The Biofluids Lab, directed by Corinne Lengsfeld, has performed a wide variety of projects applying fluid dynamics principles to address real world problems. Applications include: developing novel encapsulation techniques to improve drug delivery, characterizing damage mechanisms of therapeutic DNA and siRNA, and improving pulmonary drug delivery by quantifying particle deposition for patients on mechanical ventilators. The lab regularly combines theory, computational fluid dynamics (CFD) modeling and experimentation at multiple scales to develop novel solutions.
Recently, fluid-solid interactions have been investigated in collaborative work with the Computational Biomechanics Lab. Fluid-solid modeling crosses the disciplinary lines of traditional CFD and particle transport with those of structural mechanics to investigate current issues in biomechanics. Three projects are currently underway:
- Simulating the dynamic behavior of the human lung
- Modeling hydrostatic stiffening effects in bone
- Fluid-enhanced wear of a total knee replacement (TKR) attachment mechanism.

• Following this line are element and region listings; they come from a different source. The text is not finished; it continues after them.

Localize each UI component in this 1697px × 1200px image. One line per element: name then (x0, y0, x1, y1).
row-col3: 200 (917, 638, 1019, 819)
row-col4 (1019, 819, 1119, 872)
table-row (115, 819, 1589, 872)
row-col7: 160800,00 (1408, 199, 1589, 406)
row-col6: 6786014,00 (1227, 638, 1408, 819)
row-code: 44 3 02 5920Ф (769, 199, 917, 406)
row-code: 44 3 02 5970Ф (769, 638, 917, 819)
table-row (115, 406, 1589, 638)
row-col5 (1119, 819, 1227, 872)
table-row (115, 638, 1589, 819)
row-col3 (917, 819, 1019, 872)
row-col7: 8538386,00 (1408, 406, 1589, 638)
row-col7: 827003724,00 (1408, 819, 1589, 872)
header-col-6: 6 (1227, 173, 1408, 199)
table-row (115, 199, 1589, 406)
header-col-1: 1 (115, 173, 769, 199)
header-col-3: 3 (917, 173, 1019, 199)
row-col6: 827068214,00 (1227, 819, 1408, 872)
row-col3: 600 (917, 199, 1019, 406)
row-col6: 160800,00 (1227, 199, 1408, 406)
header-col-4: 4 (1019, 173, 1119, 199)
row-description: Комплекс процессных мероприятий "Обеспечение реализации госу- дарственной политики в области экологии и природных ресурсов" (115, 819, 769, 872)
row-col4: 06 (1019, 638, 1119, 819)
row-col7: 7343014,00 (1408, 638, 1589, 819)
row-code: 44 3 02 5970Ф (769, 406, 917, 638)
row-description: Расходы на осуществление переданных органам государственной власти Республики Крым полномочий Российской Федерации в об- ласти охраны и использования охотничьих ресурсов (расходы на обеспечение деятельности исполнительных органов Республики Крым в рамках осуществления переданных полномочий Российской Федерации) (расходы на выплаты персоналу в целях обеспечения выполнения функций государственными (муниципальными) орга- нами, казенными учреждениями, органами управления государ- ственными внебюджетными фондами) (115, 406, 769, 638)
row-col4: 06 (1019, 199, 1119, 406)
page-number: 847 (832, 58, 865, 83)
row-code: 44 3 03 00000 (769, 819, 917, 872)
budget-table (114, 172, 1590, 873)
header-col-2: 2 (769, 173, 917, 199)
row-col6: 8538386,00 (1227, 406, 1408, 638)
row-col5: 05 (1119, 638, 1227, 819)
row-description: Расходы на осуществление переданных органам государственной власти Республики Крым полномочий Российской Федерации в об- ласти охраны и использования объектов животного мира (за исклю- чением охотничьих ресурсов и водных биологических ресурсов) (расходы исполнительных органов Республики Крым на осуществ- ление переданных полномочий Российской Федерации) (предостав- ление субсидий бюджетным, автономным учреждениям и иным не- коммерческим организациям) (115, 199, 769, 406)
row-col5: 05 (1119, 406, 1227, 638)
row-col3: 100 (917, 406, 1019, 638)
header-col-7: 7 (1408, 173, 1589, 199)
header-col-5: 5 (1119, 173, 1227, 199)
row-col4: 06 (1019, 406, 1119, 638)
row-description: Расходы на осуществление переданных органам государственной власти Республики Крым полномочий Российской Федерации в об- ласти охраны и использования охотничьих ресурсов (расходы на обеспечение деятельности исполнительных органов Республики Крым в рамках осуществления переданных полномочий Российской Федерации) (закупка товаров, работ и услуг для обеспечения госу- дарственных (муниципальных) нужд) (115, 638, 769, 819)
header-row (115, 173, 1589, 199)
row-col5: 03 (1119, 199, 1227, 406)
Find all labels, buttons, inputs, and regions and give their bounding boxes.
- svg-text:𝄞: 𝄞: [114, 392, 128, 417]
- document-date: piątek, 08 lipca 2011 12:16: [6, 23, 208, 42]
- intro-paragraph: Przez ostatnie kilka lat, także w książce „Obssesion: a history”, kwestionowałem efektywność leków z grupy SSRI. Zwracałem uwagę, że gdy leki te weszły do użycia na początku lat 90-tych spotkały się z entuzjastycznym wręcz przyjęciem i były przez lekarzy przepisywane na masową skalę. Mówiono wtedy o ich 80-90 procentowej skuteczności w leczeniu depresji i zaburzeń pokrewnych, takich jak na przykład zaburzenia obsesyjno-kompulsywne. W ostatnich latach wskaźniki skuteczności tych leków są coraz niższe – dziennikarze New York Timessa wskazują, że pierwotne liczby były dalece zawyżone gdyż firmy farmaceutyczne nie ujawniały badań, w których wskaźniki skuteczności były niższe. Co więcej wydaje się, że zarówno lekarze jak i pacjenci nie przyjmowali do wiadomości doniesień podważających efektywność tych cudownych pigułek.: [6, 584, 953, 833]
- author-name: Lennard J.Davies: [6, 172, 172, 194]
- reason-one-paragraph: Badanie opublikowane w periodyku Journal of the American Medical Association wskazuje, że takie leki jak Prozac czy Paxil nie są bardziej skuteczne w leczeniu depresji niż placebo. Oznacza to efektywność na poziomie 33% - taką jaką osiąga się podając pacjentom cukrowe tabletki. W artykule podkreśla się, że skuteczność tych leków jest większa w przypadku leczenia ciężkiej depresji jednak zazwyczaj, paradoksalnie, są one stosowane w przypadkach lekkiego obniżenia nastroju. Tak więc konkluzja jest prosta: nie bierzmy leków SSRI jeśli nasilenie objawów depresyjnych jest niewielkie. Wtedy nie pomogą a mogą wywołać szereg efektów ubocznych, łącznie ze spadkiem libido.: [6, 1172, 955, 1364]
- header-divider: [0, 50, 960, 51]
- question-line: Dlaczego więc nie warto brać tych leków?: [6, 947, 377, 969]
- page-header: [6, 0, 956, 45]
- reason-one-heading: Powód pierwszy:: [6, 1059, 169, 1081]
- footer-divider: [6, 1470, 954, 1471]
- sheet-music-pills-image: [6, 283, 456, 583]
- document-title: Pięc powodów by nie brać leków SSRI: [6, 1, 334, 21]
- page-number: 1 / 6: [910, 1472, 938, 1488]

These projects demonstrate capabilities that span biological scales (e.g., the lung model runs from micrometer dimension alveolar sacs to centimeter dimensions for the trachea), strongly couple the tissue/cellular response and fluid mechanics (e.g., hydrostatic stiffening does not occur in dry bone), and in combination with probabilistic methods, drive understanding of the physical behavior (e.g., wear particle transport will be dependent on particle size and shedding location).